Question

Solve for x:
log base 64 25x-log base 64 (x-7)=2/3

Answer 1

The equation is


`\log_(64)(25x)-\log_(64)(x-7)=(2)/(3)`.

First, from the rule
`\log_ba-\log_bc=\log_b{(a)/(c)}`, we rewrite the left hand side as:


`\displaystyle{ \log_(64){ (25x)/(x-7) }`.

Now we write the right hand side as a log with base 64, so that we can make the arguments equal, setting a new equation.


`\displaystyle{ (2)/(3)= ((2)/(3))\log_(64)64=\log_(64)64^{(2)/(3)}`.

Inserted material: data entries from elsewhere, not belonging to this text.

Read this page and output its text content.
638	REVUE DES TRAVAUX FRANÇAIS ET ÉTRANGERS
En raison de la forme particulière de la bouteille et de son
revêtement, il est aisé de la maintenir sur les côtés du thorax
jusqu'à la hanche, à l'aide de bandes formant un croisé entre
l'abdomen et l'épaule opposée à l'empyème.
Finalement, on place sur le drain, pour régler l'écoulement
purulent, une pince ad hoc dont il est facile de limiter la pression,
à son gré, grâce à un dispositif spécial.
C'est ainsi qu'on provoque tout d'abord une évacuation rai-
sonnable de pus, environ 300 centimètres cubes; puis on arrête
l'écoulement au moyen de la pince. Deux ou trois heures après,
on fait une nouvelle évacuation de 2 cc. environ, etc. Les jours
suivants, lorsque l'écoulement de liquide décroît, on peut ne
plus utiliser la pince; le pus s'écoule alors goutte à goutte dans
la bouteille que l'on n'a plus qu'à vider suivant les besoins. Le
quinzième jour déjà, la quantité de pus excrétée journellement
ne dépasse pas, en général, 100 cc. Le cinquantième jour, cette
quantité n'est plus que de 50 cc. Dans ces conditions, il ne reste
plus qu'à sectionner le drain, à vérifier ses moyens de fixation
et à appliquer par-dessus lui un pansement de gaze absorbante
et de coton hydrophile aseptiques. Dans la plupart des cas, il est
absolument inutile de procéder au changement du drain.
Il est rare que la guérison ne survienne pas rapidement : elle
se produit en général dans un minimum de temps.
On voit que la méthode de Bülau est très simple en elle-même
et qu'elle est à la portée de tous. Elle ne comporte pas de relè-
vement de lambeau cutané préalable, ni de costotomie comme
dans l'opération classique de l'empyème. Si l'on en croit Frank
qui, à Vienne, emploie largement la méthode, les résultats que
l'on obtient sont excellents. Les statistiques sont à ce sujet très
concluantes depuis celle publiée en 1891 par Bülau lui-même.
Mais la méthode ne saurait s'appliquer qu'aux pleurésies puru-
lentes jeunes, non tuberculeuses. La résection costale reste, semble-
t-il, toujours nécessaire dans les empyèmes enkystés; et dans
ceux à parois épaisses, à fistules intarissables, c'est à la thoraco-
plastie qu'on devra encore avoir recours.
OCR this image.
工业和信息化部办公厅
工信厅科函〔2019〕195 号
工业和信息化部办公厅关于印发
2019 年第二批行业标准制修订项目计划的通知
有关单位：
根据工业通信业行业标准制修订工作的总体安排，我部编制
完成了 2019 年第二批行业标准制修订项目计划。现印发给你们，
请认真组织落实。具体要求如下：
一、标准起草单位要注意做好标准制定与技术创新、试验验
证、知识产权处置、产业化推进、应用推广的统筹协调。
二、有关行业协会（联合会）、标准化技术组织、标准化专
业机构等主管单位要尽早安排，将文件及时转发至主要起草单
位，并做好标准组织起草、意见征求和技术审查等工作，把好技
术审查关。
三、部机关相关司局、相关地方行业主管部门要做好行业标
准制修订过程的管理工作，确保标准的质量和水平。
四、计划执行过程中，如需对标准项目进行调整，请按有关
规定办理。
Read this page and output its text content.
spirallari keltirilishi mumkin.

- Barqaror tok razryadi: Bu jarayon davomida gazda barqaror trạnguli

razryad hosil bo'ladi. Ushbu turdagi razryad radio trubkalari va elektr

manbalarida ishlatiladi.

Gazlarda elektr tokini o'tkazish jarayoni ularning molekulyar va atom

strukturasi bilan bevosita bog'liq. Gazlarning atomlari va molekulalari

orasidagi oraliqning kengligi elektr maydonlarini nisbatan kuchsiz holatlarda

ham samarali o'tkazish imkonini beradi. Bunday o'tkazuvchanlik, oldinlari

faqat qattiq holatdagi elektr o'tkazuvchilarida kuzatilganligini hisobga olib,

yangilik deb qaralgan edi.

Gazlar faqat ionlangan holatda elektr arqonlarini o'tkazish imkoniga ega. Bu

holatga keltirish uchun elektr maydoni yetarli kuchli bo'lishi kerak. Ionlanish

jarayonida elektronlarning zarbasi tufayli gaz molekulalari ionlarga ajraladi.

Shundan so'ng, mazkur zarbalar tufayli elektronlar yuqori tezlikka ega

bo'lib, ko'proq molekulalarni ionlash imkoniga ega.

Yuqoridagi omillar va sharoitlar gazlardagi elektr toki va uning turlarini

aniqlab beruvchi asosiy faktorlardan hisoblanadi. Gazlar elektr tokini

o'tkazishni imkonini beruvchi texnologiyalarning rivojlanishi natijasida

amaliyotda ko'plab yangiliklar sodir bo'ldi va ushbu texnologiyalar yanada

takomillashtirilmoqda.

We can simplify the argument of this expression into a more manageable expression using the laws of exponents:


`64^{(2)/(3)}=(2^6)^{(2)/(3)}=2^{6\cdot(2)/(3)}=2^4=16`.


Thus, from
`\displaystyle{ \log_(64)({ (25x)/(x-7) })=\log_(64)(16)` we clearly have:


`\displaystyle{ (25x)/(x-7)=16`.

For x different from 7:

25x=16(x-7)

25x=16x-112

9x=-112

x=-112/9.

This value is approximately -12.44, so x-7, the argument of both the first and the second expression, would be negative. Thus, the equation has no solution.